Mugging to the animals
By that time it's likely that everyone from toddler age up with have had enough of Brendan Fraser making goofy faces, forest animals sending huge boulders down a steep hill to vent revenge on encroaching humans and a "go green" message that lands with about the same dulling thud as the rocks, or Fraser's so-called acting.
From this aisle seat, I can't fathom why all this "Furry Vengeance" is being taken out on the audience in the form of a "family comedy" that, for the most part, is excruciating to the point of falling just below water boarding on the torture scale to watch.
Some of us, including your humble scribe, actually love wild animals enough to feed squirrels and birds their breakfast before we've even had ours.
Directed by Roger Kumble, who occupied the director's chair for "College Road Trip" a couple years back, "Furry Vengeance" is a waste of everyone's time.
That includes the trained animals (raccoons, skunks, etc.) that, through the "magic" of modern technology, never had to share a scene with an embarrassingly overacting Fraser ("The Mummy" franchise) or Brooke Shields, who looks like she'd rather be shopping most of the time.
This is an animal vs. human plot that's so cartoon-like I'm shocked a road runner doesn't drop an Acme steel anvil on Fraser's head at some point.
Contractor Dan Sanders (Fraser) is paying the price for invading a peaceful Oregon forest in the name of a new "green friendly" housing community.

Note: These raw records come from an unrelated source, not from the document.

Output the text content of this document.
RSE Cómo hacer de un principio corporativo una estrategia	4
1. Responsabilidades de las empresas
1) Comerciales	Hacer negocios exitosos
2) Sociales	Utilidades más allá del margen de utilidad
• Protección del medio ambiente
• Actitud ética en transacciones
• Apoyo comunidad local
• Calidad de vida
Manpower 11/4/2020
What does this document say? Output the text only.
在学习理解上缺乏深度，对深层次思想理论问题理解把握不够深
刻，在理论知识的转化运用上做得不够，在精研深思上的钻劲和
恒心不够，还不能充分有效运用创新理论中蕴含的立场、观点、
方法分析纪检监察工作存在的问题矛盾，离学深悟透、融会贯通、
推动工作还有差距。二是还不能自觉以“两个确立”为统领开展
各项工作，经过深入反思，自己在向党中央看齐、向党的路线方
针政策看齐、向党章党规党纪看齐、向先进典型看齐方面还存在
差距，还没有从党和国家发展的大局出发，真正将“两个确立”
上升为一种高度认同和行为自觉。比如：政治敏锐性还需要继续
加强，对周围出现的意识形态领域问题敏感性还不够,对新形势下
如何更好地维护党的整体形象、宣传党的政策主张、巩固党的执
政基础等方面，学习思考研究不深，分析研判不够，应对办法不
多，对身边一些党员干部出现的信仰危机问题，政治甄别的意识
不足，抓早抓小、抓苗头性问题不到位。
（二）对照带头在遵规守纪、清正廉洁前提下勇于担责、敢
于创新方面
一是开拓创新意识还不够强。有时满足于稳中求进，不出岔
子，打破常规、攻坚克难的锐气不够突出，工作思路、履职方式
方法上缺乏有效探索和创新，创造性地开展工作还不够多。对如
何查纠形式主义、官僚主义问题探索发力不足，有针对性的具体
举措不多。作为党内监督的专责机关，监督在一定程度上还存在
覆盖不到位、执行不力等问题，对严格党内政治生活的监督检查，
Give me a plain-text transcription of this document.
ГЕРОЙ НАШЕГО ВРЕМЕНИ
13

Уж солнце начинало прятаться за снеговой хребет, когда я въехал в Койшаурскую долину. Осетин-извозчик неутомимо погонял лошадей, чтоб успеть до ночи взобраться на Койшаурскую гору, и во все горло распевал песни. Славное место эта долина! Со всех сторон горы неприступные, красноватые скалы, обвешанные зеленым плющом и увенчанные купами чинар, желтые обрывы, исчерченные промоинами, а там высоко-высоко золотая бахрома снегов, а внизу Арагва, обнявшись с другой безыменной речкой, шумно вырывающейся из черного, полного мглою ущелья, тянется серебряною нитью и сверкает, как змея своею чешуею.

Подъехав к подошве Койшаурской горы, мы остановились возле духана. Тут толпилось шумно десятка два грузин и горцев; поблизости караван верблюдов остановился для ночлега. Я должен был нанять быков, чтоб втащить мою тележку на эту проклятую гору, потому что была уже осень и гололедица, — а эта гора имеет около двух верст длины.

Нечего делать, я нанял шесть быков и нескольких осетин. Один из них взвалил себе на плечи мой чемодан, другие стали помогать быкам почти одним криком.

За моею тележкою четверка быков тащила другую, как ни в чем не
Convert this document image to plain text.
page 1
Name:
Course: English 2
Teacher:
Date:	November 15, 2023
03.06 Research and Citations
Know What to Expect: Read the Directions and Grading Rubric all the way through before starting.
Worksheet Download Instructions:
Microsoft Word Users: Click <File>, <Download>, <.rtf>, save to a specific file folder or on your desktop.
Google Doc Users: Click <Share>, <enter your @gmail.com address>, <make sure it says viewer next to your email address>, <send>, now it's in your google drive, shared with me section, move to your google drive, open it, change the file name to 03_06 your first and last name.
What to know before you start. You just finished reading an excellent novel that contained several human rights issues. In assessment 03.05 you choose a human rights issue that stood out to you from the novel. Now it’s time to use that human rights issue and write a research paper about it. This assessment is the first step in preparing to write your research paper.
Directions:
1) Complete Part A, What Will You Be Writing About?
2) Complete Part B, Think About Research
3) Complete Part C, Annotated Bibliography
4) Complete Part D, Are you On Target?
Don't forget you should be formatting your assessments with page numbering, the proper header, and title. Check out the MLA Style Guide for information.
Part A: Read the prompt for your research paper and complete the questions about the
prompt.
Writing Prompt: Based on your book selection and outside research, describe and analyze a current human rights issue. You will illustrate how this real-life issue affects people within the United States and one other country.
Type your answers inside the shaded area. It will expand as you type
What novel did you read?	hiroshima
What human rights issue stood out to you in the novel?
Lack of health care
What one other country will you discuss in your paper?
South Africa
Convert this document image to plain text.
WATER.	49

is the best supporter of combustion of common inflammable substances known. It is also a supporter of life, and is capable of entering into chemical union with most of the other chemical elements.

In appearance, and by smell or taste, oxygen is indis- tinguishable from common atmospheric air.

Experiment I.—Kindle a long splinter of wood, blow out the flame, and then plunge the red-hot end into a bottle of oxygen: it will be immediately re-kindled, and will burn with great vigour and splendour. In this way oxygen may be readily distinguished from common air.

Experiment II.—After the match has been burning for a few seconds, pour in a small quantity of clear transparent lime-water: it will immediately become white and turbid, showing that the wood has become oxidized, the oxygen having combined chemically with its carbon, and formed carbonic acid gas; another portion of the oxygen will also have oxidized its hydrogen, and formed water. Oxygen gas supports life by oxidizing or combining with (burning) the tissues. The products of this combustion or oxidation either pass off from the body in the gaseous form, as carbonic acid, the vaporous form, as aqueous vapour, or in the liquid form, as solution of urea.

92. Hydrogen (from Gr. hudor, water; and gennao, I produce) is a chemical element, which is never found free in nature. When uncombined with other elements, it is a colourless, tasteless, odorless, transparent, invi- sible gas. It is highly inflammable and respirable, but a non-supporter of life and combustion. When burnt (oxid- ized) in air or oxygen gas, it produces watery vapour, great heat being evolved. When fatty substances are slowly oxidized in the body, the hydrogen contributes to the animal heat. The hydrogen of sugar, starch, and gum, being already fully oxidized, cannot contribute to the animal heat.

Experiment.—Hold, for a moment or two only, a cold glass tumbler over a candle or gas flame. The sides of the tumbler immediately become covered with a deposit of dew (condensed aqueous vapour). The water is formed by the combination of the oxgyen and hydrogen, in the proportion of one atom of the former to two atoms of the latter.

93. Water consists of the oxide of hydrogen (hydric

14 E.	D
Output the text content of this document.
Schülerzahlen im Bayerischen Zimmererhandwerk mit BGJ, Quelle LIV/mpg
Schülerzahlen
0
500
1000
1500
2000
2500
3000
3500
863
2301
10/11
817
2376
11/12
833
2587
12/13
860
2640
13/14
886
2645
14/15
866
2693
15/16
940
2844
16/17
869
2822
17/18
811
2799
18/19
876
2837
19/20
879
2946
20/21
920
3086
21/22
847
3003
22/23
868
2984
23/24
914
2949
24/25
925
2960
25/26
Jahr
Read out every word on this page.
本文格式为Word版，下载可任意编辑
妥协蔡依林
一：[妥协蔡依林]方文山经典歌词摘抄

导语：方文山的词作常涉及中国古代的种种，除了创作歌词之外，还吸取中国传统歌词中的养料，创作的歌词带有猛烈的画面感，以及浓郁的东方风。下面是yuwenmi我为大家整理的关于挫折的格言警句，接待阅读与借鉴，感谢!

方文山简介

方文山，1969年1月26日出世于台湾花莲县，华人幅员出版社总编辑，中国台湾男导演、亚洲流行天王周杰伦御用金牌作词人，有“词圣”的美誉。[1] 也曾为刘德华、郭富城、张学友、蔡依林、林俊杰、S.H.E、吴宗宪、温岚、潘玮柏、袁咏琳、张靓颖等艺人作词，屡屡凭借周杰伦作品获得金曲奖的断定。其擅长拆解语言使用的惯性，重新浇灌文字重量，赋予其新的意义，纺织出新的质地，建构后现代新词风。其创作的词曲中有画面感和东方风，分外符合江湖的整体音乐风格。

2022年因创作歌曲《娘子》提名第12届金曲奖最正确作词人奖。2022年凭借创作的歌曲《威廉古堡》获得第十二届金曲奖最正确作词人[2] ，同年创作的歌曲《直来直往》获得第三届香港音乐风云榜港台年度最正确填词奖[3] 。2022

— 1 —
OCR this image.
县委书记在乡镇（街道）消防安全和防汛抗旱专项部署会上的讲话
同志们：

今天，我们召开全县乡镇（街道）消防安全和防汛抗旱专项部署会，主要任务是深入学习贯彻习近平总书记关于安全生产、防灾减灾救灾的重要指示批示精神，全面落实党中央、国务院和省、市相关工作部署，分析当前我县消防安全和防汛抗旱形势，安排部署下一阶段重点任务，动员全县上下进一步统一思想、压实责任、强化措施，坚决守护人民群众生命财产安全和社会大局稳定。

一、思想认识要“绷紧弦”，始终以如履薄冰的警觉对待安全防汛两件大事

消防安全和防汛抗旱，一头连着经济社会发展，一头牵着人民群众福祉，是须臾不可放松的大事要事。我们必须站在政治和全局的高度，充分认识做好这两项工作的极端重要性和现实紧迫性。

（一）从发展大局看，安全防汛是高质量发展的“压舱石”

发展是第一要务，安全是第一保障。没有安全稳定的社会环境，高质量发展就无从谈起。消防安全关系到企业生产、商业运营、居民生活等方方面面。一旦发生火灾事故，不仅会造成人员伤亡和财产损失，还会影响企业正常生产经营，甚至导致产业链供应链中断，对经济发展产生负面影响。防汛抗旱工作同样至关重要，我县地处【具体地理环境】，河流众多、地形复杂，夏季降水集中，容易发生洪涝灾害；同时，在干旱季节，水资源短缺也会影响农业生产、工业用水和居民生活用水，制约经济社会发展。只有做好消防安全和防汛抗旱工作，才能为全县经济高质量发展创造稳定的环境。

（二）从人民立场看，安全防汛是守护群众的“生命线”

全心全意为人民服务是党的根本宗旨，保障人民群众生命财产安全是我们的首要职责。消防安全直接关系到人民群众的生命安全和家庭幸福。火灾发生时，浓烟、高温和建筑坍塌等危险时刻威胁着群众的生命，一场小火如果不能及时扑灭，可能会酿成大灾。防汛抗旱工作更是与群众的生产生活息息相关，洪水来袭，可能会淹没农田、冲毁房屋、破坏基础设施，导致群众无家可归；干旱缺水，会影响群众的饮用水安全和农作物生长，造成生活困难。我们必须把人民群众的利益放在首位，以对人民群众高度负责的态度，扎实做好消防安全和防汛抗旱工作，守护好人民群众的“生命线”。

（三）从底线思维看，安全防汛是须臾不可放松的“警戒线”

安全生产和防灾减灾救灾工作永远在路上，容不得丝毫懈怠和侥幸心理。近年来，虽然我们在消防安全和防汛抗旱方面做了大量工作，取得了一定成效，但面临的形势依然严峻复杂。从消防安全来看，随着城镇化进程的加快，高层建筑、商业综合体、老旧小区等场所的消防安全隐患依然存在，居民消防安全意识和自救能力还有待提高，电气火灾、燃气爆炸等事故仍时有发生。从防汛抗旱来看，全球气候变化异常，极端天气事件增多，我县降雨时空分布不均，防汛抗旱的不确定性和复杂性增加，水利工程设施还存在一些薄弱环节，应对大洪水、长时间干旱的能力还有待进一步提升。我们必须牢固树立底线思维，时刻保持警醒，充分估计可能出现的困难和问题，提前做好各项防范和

Wife Tammy (Shields) and rebellious teen son (Matt Prokop) never wanted to leave Chicago. They're trying to cope, though, at least until Dad begins to come home covered in skunk spray or portable toilet, uh, toilet stuff.
Fraser has managed some real acting recently in "Extraordinary Measures" and a dozen years back opposite Ian McKellen in the outstanding drama "Gods and Monsters."
"Furry Vengeance," on the other hand, presents Fraser at his mugging worst. Let's put it this way. Fraser's "George of the Jungle" (1997) was several grunts better and of higher intelligence than the Neanderthal in a business suit on display here.